X-rays are accurate in diagnosing AC Joint Osteoarthrosis (OA) but are not routinely required prior to commencing rehabilitation (of note false positives have been reported in asymptomatic patients with radiologically confirmed OA, Walton et al 2004).

Management

Overview

  • Optimise pain management
  • Ex / advice to normalise posture, Cx, Sh girdle, & GH joint function
  • Consider CSI if pain problematic
  • Return to normal activities

Patient Centred Care

Treatment should take into account individual patient needs, preferences, expectations and functional status.  Clinical reasoning should inform treatment based on subjective and objective findings. Good communication between therapist and patient is essential if a successful outcome is to be achieved. Treatment options should be clearly explained so that patients can make informed decisions with regard to their care and management.

Evidence based strategies

Pharmacology - advice regarding NSAIDS/ Analgesia. Patient to discuss with pharmacist/GP if suboptimal.

Rehabilitation - conservative management for non-surgical cases - no specific guidance on exercises, aim to restore range of motion (ROM) /strength/ posture etc.

  • Advice / education to maintain correct shoulder girdle and spinal posture.
  • Exercises to ensure normal function of cervical spine, shoulder girdle and Glenohumeral Joint.
  • Advice/education as to returning to normal activity levels.
Corticosteroid Subacromial Injection (CSI) - for chronic cases (OA) no specific guidance from existing pathways.  There may be a role in this for pain relief (Buttaci et al 2004).  If patient is not progressing after 3 treatments this can be discussed with injecting therapist.

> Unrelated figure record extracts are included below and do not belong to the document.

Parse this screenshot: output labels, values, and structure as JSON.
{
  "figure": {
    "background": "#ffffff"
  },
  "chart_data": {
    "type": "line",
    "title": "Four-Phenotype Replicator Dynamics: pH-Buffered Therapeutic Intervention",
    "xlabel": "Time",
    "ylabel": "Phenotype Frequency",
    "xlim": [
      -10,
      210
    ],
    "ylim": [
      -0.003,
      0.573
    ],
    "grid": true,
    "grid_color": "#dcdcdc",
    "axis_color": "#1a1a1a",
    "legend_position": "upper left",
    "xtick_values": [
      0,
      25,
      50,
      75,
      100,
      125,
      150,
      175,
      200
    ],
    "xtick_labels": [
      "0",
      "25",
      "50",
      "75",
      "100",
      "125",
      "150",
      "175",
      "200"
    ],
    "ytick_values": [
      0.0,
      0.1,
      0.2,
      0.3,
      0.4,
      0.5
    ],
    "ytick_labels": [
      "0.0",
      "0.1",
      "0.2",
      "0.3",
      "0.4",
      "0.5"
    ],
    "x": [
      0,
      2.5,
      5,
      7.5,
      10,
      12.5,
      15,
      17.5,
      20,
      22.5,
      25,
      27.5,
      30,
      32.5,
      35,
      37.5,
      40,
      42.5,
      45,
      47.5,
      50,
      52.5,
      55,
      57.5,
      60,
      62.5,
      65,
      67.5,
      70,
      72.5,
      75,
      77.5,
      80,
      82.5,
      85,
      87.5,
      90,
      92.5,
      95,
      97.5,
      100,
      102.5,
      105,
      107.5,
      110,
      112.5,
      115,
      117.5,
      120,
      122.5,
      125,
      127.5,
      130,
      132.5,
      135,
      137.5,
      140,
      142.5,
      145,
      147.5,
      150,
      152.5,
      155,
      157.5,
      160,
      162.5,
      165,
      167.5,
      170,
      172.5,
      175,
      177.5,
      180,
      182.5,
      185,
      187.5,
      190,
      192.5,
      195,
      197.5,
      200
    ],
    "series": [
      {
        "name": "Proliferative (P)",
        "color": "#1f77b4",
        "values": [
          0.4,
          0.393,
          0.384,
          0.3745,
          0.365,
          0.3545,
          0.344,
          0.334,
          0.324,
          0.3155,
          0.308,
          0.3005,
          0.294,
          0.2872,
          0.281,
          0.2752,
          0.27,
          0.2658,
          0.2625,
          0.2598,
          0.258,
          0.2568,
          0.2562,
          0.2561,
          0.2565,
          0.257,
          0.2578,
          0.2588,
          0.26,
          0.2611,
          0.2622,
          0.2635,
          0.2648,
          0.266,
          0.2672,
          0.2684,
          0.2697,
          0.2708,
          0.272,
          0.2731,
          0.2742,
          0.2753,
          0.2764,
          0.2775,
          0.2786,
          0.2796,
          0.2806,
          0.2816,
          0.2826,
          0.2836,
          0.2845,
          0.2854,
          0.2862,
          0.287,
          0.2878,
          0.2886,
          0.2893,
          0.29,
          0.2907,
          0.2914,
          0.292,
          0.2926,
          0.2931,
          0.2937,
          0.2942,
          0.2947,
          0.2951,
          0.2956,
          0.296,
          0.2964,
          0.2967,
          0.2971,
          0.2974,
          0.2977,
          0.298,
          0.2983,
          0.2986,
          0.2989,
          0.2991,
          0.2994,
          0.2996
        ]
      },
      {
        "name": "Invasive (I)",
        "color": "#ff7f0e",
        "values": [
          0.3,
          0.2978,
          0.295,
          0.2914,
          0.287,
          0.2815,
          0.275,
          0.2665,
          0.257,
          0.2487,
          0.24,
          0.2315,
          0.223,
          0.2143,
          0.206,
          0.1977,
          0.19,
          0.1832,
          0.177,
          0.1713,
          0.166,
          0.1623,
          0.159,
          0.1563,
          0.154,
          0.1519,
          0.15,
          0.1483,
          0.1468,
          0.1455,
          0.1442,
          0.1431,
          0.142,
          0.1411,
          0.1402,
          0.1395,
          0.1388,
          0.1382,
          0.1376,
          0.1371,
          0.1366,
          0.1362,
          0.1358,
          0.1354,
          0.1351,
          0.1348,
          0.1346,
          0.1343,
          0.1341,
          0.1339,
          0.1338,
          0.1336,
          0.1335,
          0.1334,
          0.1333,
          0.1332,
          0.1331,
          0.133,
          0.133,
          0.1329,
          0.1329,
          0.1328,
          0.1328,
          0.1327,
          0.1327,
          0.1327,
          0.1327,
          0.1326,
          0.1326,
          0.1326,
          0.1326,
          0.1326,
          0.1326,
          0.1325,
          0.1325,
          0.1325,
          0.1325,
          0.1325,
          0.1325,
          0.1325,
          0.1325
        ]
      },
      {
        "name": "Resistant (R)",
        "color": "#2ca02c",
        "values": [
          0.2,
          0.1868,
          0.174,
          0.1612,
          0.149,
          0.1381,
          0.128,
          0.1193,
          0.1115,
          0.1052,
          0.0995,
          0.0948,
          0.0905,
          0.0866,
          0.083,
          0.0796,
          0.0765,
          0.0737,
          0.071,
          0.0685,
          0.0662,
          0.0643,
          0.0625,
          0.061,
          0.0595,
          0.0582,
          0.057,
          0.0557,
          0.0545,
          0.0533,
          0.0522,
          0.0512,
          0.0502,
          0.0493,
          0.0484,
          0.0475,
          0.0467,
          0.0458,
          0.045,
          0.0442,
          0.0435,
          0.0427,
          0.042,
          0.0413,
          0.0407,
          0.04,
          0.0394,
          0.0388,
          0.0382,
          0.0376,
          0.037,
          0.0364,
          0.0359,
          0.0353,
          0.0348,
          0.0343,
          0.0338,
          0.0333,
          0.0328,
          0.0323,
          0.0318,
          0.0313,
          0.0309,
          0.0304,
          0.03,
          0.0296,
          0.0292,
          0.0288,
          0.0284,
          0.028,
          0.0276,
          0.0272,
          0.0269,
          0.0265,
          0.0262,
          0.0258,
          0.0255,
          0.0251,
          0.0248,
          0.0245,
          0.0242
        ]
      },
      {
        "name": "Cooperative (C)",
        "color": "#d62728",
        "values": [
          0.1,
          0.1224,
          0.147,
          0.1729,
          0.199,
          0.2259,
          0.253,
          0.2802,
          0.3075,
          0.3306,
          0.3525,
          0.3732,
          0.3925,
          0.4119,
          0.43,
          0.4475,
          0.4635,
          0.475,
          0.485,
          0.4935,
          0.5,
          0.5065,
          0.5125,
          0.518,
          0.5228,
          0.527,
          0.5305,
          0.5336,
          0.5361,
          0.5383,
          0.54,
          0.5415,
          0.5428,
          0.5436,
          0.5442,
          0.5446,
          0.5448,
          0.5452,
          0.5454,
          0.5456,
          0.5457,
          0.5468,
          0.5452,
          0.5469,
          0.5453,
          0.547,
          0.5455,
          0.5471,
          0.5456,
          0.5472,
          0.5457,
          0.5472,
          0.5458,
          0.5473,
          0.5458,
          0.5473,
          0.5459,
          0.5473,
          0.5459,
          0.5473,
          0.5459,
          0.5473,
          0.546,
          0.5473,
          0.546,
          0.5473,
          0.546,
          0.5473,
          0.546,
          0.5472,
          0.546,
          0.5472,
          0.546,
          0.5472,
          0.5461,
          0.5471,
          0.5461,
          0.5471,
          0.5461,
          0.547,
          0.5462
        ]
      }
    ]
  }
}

Surgical Cases - as per surgeon/ protocol.

Non-evidence based strategies

Electrotherapy - insufficient evidence to support use from recent literature search.
Acupuncture - insufficient evidence to support use from recent literature search.

Progression and escalation

Progressing as expected (up to 3 Rxs) before discharge or onward referral. 

Refer to ortho, GP, other 

Escalation within MSK Pathway:
Trauma -  
CSI should not be considered as a first option for recent trauma < 3/12. However it may be considered after this timescale if pain severity warrants and/or patient not coping.
OA - CSI should be considered as a first option if pain severity warrants and/or patient not coping.

Escalation outwith MSK Physiotherapy:
Trauma - will normally have been seen via A&E/orthopaedic clinic prior to referral. However, adequate time should be given to rehabilitation process up to 6/12. If there is significant pain, loss of power then onward referral to orthopaedics can be considered.
OA- patient can be referred on if pain is significant and rehabilitation is failing. It should be estabilished whether patient would consider surgery prior to onward referral.

Evidence

Buttaci, C.J., Stitik, T.P., Yonclas, P.P. 2004. Osteoarthritis of the acromiocalvicular joint: a review of anatomy, biomechanics, diagnosis, and treatment.  American Journal of Physical Medicine and Rehabilitation 83(10): 791-7.  Link here (link correct as of 18/03/2024) 

Hattam, P., and Smeaton, A. 2010. Special tests in musculoskeletal examination: an evidence base for clinicians.  Search the catalogue at The Knowledge Network Library Search (link updated 18/03/2024) for available copies.

Walton, J., Mahajan, S., Paxinos, A. et al (2004) Diagnostic values of tests for acromioclavicular joint pain.  Journal of Bone and Joint Surgery (American Volume) 86(4), 807 -812.  Link here  (link correct as of 18/03/2024).

Patient information

NHS GGC Physiotherapy Service - shoulder https://www.nhsggc.scot/hospitals-services/services-a-to-z/musculoskeletal-msk-physiotherapy/msk-self-help-and-information-shoulder/

NHS Inform may provide useful information, especially for those presenting to physiotherapy within the time frames of natural recovery.
https://www.nhsinform.scot/illnesses-and-conditions/muscle-bone-and-joints/self-management-advice/shoulder-problems (link correct as of 18/03/2024).

Patient education in terms of time frames and prognosis is paramount. Consider use of local/national publications to support this.

Editorial Information

Last reviewed: 30/04/2024

Next review date: 30/04/2025

Reviewer name(s): Louise Ross, Alison Baird, Karen Glass.